LETTING GO: AN EASTER MIRACLE

Letting Go: An Easter Miracle

 

“Do not hold on to me”   Jesus, to Mary Magdalene, Easter morning

“Don’t you know things can change?”    Wilson Phillips, Hold On

 

I completely get it. When a life preserver is in reach of those who feel like they’re going under, they hold on for dear life.  It wasn’t just a big hug that Mary was attempting to give to a Risen Jesus; it was an attempt to recreate a hopeful reality that once was, rather than embrace an unforeseen alternative that might be. She liked how things were—not perfect, but the best she had known, or at least could imagine, at the time. And you have to think she was hoping they could pick up where they had left off, that things could go back to how they had been before the cruel reality of crucifixion. Jesus surprises her by telling her to let go. It’s not that he doesn’t love her dearly; in fact, it is because of his great love that he startles her into relinquishing her hold on him. Things have changed, and so should she. Resurrection, in this case, means that she has to let go of what was so that he, and she, can be raised to a new life of unanticipated possibility.

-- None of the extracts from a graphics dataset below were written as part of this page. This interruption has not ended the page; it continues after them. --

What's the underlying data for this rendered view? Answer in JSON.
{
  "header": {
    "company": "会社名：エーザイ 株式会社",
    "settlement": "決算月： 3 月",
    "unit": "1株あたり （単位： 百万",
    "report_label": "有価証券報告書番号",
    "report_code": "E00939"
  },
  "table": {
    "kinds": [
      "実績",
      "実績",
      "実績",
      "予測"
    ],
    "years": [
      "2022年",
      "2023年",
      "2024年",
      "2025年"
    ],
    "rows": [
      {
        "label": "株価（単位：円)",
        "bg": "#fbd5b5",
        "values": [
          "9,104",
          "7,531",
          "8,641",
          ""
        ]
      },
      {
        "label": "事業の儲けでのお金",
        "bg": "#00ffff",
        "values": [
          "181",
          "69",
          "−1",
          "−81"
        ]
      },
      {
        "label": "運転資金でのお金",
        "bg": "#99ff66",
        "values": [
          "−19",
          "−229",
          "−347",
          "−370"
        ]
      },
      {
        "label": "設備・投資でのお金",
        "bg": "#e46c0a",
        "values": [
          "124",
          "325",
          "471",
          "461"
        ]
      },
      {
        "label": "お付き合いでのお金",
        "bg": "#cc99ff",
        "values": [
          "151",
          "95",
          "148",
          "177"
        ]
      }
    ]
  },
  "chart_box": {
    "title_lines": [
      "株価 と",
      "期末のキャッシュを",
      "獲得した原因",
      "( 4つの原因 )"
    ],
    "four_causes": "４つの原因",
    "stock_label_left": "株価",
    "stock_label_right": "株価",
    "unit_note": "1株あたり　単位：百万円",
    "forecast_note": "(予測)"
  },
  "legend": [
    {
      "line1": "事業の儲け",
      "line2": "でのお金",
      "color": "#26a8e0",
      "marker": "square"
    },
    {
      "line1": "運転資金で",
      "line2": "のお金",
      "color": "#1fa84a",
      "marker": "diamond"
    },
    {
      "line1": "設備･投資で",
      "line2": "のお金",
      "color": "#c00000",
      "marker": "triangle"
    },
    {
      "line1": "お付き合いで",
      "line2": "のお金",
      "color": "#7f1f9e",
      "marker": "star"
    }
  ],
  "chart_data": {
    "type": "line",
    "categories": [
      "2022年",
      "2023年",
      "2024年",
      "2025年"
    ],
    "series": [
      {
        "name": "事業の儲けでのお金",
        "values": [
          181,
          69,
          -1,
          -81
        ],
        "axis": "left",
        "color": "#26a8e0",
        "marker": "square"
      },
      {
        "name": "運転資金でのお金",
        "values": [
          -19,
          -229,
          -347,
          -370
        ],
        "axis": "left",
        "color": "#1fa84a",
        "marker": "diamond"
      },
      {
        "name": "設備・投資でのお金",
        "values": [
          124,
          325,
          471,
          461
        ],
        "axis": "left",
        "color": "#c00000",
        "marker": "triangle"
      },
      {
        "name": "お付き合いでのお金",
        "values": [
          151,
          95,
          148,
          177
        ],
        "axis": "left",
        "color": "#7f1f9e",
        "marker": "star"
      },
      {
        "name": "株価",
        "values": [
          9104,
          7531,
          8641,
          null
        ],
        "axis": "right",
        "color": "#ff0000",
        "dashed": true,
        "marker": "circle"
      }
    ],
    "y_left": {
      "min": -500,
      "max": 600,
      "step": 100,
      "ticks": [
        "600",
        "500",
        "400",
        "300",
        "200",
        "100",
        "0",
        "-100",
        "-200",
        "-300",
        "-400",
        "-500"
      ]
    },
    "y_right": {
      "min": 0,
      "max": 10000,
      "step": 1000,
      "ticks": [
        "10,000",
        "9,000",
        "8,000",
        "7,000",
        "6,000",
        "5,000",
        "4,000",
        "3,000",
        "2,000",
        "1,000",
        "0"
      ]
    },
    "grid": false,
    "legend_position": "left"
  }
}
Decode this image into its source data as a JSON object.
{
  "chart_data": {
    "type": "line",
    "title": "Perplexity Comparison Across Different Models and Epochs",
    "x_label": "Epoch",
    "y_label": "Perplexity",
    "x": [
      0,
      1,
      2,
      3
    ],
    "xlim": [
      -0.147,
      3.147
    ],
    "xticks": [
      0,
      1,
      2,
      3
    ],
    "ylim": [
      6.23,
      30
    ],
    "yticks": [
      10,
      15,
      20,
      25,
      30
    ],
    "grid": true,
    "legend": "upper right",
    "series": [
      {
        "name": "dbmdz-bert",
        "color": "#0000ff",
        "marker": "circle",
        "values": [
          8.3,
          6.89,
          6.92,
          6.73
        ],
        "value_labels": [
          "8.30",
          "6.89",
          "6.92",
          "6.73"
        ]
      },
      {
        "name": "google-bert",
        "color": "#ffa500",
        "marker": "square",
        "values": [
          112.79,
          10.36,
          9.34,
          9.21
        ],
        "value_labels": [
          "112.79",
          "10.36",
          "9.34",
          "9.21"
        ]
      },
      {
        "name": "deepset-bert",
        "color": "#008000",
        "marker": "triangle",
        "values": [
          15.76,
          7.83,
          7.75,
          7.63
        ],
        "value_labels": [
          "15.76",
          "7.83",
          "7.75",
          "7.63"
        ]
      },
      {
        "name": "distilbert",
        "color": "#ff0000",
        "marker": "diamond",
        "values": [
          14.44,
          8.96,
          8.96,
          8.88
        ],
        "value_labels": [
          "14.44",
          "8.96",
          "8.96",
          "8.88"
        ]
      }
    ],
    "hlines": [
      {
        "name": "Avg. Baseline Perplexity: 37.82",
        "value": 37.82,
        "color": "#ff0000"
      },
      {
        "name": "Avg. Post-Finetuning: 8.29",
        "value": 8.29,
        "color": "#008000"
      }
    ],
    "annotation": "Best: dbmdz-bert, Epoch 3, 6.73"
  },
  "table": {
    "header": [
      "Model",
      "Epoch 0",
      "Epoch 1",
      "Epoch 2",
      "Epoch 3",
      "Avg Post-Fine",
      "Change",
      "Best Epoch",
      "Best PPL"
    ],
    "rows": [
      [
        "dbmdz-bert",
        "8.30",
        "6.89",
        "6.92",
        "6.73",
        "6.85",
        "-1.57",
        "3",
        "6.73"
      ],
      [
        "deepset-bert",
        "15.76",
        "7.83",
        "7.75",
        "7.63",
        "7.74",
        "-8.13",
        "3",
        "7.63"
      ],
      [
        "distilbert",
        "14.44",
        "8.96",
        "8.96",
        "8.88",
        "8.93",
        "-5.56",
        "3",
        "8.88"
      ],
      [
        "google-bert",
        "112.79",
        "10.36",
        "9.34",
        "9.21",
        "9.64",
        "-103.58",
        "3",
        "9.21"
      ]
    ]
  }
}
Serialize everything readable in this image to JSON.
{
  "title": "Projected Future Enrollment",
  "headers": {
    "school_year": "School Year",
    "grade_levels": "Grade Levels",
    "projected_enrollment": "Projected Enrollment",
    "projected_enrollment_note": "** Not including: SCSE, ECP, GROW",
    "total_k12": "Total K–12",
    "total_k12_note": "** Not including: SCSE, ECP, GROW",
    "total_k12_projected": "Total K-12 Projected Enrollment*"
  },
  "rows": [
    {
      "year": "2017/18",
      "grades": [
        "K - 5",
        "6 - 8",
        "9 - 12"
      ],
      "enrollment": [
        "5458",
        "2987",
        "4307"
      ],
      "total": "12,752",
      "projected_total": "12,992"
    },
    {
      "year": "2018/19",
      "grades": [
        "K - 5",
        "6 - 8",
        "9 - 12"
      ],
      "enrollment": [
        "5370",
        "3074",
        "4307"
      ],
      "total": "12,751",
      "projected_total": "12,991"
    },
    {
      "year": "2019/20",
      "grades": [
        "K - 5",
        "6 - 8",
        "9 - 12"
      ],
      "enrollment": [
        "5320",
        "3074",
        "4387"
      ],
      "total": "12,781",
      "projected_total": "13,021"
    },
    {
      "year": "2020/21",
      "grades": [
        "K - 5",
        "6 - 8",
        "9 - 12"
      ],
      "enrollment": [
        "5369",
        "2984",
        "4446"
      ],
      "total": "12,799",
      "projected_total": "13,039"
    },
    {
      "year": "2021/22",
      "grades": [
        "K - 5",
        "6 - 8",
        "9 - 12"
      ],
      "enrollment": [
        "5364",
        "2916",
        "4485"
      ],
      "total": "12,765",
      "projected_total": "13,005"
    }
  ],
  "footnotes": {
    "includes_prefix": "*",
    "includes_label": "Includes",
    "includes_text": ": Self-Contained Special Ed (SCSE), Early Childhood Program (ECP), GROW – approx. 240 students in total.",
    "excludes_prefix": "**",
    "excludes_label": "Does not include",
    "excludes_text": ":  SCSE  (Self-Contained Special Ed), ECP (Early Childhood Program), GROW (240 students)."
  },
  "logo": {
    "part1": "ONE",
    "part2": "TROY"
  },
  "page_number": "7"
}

Christ is risen! But what about you? Most of us find some comfort in staying put in the dank, dark tomb of disappointment.  Perhaps we wagered on love and lost. Or maybe we got hurt along the way and turned inward.  Or maybe our dreams turned too quickly to disillusionment?  Why venture out and take a chance that it might happen again? It seems sadly reassuring to settle in for some long-term groveling in the darkness. The sunlight just beyond and outside might illuminate something we’d just as soon stayed hidden, if not buried. It is easier to deny that which remains in the dark.

The good news of Easter is that it is possible to let go—of a hurt that never healed, a grudge that was never settled, a dysfunctional relationship that keeps one down, an addiction that has power over us because we withhold the fight of our life, a bad habit, an unhealthy behavior, or a terminal complacency to settle for something we know to be less than life for fear that the alternative could turn out to be much worse. The Easter season is brought to you by the word “CHANGE.” Stasis, paralysis, same old same old, contentment, mediocrity, boredom, and all the other “been there done that” attitudes that hold us back and keep us under are now targeted for removal in the same way the stone was rolled away on Easter morning.

You can’t keep a good man, or a good woman, down, unless they choose to hold on to the pre-Easter reality, which wasn’t all we thought it was anyway. The good old days were not that good. And the days ahead are filled with promise and potential. Let go. Move on.  Be resurrected. Ascend. It happened once. It can happen again. Even to you.